Comparison of Operating Results for the Three Months Ended September 30, 2018 and September 30, 2017
General. Net income was $324,000 for the three months ended September 30, 2018 compared to $87,000 for the three months ended September 30, 2017. The increase was due to an increase in net interest income after provision of $579,000, or 57.90%, to $1.6 million for the three months ended September 30, 2018 from $1.0 million for the three months ended September 30, 2017. The increase was offset primarily by a decrease innon-interest income of $149,000, or 45.71%, to $177,000 for the three months ended September 30, 2018 from $326,000 for the three months ended September 30, 2017 and an increase in income taxes of $106,000 for the three months ended September 30, 2018 compared to $0 for the three months ended September 30, 2017.
Interest Income. Interest and dividend income increased $165,000, or 9.17%, to $1.9 million for the three months ended September 30, 2018 from $1.8 million for the three months ended September 30, 2017. The increase in interest income was due primarily to the increase in average balances on federal funds sold, interest-bearing deposits in other banks, time deposits in other banks and investments driven primarily by the proceeds received, net of expenses, from the stock offering.
Interest income on loans increased $55,000, or 3.44%, to $1.7 million for the three months ended September 30, 2018 from $1.6 million for three months ended September 30, 2017. Our average balance of loans decreased $1.0 million, or 0.70%, to $142.3 million for the three months ended September 30, 2018 from $143.3 million for the three months ended September 30, 2017. Our average yield on loans increased 18 basis points to 4.75% for the three months ended September 30, 2018 from 4.57% for the three months ended September 30, 2017, as lower-yielding loans have been repaid or refinanced and replaced with higher-yielding loans.

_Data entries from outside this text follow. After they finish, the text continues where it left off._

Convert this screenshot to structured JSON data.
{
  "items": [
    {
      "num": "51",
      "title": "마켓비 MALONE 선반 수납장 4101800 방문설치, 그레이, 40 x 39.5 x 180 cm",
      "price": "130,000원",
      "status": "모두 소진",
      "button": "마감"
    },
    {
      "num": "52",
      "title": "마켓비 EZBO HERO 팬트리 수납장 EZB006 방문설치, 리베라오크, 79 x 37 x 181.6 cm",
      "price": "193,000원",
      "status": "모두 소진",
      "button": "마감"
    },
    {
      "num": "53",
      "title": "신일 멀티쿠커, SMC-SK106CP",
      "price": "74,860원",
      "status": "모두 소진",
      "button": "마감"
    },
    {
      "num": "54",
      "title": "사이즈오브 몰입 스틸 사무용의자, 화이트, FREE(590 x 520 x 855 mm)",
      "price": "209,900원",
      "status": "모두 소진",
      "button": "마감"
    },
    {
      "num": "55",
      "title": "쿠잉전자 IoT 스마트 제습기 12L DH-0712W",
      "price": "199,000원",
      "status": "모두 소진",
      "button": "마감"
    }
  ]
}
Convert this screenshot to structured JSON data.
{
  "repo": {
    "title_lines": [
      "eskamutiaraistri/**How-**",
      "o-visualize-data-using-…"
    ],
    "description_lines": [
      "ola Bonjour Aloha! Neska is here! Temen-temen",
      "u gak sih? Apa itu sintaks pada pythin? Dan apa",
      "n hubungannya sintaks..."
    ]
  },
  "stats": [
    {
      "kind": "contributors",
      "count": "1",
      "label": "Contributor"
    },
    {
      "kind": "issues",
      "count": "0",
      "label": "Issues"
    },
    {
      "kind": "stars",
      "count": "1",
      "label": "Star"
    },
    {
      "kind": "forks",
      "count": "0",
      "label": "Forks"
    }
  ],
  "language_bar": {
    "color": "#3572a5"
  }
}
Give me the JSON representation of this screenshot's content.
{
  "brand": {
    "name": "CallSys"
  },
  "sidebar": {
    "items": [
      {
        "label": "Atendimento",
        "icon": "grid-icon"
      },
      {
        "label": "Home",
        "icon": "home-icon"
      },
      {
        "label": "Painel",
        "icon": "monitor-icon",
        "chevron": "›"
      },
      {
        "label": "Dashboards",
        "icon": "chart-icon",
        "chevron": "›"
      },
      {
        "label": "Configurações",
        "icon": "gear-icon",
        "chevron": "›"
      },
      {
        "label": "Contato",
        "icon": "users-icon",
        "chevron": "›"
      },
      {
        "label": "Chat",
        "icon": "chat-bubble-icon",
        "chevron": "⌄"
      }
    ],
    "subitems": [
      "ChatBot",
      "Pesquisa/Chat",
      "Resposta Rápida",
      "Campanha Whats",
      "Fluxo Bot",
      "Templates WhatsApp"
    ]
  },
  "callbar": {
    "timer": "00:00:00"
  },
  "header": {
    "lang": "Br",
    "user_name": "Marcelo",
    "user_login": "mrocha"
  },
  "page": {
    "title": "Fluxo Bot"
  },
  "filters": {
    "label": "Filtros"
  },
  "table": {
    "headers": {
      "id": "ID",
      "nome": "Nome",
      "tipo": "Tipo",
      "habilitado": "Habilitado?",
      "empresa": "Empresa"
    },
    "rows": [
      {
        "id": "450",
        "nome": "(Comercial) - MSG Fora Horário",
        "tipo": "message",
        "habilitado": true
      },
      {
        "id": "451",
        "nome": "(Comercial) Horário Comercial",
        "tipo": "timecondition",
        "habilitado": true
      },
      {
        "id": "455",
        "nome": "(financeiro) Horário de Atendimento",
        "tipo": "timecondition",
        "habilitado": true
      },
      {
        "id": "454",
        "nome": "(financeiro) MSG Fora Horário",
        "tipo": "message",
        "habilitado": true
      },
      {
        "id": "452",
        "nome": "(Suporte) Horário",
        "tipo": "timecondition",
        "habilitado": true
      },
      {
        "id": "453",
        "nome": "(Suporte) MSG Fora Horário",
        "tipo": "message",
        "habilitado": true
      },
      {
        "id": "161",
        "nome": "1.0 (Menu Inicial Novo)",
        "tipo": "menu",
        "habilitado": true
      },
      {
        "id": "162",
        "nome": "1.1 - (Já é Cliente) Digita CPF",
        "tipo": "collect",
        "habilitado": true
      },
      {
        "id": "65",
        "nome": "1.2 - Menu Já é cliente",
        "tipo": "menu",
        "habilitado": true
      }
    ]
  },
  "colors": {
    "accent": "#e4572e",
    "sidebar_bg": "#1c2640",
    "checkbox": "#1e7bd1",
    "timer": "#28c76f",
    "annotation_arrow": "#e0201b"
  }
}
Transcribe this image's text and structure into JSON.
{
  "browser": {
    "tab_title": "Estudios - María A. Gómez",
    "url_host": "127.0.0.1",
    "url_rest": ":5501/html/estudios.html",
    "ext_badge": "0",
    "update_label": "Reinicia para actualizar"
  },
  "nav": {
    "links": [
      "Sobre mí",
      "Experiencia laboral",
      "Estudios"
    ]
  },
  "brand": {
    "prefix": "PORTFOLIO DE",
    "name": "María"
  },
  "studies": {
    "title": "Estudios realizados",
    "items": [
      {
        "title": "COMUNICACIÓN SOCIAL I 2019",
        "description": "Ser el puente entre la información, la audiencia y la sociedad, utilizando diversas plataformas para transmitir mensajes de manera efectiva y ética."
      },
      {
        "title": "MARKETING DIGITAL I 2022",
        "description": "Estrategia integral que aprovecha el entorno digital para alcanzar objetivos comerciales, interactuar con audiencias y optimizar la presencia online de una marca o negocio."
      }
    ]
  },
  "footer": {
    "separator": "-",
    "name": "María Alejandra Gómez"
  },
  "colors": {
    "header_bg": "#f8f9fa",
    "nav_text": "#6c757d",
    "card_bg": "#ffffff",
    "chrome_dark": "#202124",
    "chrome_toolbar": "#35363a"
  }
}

Interest and dividends on federal funds sold, interest-bearing deposits in other banks, time deposits in other banks, and investments increased $111,000, or 95.69%, to $227,000 for the three months ended September 30, 2018 from $116,000 for the three months ended September 30, 2017. The average balances on federal funds sold, interest-bearing deposits in other banks, time deposits in other banks and investments increased $18.0 million, or 68.97%, to $44.1 million for the three months ended September 30, 2018 from $26.1 million for the three months ended September 30, 2017 and this increase in the average balances was driven primarily by the proceeds received, net of expenses, from the stock offering. The average rate we earned on federal funds sold, interest-bearing deposits in other banks, time deposits in other banks and investments increased 28 basis points to 2.04% for the three months ended September 30, 2018 from 1.76% for the three months ended September 30, 2017 primarily due to our interest-bearing deposits in other banks repricing due to federal funds rate increases.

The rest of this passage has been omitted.